What do self-driving cars, Facebook, and security systems all have in common? Short answer...they all make use of the concepts of the field of computer vision. Computer vision and machine learning exist within the broad field of artificial intelligence, specifically related to the science of giving computers the ability to see.
The long answer to this question requires a much richer understanding of exactly what it means to see. When humans describe sight they are referring to much more than just receiving information from light. To see means to receive, interpret, and potentially respond to information in the form of light. Miraculously, humans are able to complete this process about five times per second taking millions of pictures throughout a lifetime using our eyes. However, computers don’t have eyes to see the world around them. Instead, they rely on digital cameras that convert light energy into electrical signals that a digital computer can understand. Computers can actually see a lot more than humans can. Humans are only able to see light within a fixed range within the visible spectrum of light. However, using more complicated sensors, computers can see infrared light, ultraviolet, they can see in slow motion, detect the smallest movements, and notice fine differences between colours that humans could never detect. In addition, computers do not suffer from the same problems that plague human vision such as optical illusions and motion blur. In many ways, computers have the potential to be superior to humans when it comes to sight, but they are limited only by the algorithms that define them.
How Computer Vision Works
The process through which computers see varies greatly depending on the application of the technology. However, the majority of the applications of computer vision follow a number of steps:
- Image Acquisition
- Image Processing
- Feature Extraction and Detection
As mentioned before, computers cannot see the way that humans do. In order for a computer to receive light information and read it in a way that it can understand, a computer must make use of a digital camera which converts light into quantitative information. Cameras capture the red, green, and blue parts of the light of scene and send it to a computer as numerical data. Computers store this data in something called ‘pixels’ which form a two-dimensional array of light information, also known as an image. This new image is a collection of all the light data at one instance of a scene and can be used by a computer for various tasks.
Usually, an image requires a little bit of elbow grease before it can be used in any sort of computer vision computation. This often means that an image must be resampled in order to adhere to the correct color space, or that the amount of noise must be reduced, or features must be sharpened. Image processing can also take the form of adjusting the brightness, contrast, saturation, and exposure of an image so that the computer vision algorithms can more accurately detect features within the image.

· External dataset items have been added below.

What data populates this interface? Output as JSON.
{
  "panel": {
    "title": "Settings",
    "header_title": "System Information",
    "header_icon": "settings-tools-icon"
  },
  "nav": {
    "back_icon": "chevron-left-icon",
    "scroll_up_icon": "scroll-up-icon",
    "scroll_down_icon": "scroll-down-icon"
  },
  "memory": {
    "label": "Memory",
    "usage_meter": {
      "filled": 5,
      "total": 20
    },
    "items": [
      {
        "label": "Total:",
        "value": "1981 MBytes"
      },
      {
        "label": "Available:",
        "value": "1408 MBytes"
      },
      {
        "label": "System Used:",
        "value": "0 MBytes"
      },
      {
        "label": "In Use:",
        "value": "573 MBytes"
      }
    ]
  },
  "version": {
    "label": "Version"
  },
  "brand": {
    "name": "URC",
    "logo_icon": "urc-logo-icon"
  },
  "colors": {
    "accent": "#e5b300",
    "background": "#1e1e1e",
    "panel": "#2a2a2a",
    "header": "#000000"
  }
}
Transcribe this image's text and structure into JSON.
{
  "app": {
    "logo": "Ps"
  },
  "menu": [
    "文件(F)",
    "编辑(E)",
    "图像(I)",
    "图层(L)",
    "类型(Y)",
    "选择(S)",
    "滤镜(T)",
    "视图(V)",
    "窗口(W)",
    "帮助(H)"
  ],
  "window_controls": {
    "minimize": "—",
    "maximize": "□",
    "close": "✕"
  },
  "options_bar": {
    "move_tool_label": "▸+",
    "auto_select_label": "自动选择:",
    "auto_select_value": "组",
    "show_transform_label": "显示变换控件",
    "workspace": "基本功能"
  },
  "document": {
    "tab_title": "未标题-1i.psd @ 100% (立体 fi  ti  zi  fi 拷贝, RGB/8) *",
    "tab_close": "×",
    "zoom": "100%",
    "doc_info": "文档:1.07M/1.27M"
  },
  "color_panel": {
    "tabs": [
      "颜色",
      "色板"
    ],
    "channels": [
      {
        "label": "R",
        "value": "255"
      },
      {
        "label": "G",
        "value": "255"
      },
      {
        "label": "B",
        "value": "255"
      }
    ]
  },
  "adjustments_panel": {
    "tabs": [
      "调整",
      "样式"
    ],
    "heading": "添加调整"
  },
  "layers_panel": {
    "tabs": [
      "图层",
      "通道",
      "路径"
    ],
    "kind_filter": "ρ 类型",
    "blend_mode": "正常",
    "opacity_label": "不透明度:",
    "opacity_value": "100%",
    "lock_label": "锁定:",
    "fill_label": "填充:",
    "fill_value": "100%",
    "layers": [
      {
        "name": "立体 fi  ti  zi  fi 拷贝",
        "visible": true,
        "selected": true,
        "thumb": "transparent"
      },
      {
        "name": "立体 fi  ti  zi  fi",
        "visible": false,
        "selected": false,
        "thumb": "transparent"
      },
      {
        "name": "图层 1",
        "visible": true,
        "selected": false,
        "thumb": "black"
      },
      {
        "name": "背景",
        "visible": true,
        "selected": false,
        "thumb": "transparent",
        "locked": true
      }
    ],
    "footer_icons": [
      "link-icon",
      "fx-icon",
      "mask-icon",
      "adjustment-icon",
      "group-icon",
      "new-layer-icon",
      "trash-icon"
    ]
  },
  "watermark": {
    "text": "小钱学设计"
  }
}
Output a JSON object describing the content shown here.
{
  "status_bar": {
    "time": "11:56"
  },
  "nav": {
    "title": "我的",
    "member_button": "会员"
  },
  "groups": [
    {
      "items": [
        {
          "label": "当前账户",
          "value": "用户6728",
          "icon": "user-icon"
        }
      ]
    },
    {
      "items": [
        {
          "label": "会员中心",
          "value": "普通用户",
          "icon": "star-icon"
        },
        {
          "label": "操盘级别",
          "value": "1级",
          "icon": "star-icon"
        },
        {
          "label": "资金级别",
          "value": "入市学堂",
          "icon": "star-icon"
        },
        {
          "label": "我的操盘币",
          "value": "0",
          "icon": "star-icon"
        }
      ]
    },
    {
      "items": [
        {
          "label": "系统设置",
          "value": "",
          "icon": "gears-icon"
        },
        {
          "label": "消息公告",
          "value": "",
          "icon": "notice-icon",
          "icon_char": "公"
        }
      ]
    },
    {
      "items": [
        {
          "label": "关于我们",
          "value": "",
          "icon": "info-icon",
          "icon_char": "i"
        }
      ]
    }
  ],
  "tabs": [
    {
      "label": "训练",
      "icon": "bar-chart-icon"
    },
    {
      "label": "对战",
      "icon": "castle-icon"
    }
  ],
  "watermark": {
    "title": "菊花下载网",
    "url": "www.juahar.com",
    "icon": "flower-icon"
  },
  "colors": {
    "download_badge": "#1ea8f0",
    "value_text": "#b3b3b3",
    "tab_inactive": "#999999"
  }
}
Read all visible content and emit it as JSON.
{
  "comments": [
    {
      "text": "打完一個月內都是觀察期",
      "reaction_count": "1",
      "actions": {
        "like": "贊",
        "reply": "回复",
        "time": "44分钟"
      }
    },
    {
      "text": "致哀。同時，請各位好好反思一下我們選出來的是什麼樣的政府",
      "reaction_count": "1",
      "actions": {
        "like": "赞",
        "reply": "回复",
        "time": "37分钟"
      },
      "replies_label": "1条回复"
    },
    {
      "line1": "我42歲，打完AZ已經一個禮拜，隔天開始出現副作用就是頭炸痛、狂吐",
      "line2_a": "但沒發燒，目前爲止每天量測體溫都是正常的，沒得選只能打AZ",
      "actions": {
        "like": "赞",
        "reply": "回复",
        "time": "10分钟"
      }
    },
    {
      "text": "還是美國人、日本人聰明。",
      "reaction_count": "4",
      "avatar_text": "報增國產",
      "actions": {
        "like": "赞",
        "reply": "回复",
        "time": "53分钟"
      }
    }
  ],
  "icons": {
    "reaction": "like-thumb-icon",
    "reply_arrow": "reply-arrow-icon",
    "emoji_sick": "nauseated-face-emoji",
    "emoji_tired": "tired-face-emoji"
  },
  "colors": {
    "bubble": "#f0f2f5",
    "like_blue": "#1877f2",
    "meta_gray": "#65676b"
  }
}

Feature Extraction and Recognition:
This is the main stage in the computer vision process. In this stage a processed image is now analyzed using computer algorithms to detect features such as edges, lines, ridges, and shapes. These features and their attributes such colour, size, and orientation are compared with known features and classified into different categories.
Once image features are recognized and categorized, decisions can be made by a computer. This usually entails a computer reacting to the recognized features and in the case of a self-driving car, telling the car to perhaps steer away from an oncoming obstacle. Or for example, a computer may identify a flaw in a manufactured product by recognizing mismatched features and would remove the defective product from the production line.
Areas Within Computer Vision
Computer vision describes a number of different sub-fields including:
- Object Recognition
- Image Manipulation
- 3D Reconstruction
- Motion Analysis.
This area of computer vision deals with identifying objects within images. This skill is quite difficult to achieve for a computer as objects in life do not always behave the same at all times. The goal of an object recognition algorithm is simple: identify an object in an image regardless of scale, orientation, visibility, and viewing conditions much the way that humans would be able to. Modern object recognition algorithms make use of very sophisticated levels of artificial intelligence and large databases of objects and their features in order train computers to recognize objects with a small margin of error. An example of the application of object recognition is face detection in Facebook. Facebook uses object recognition to detect faces within images, and it uses a database of faces to match your face to pictures of you.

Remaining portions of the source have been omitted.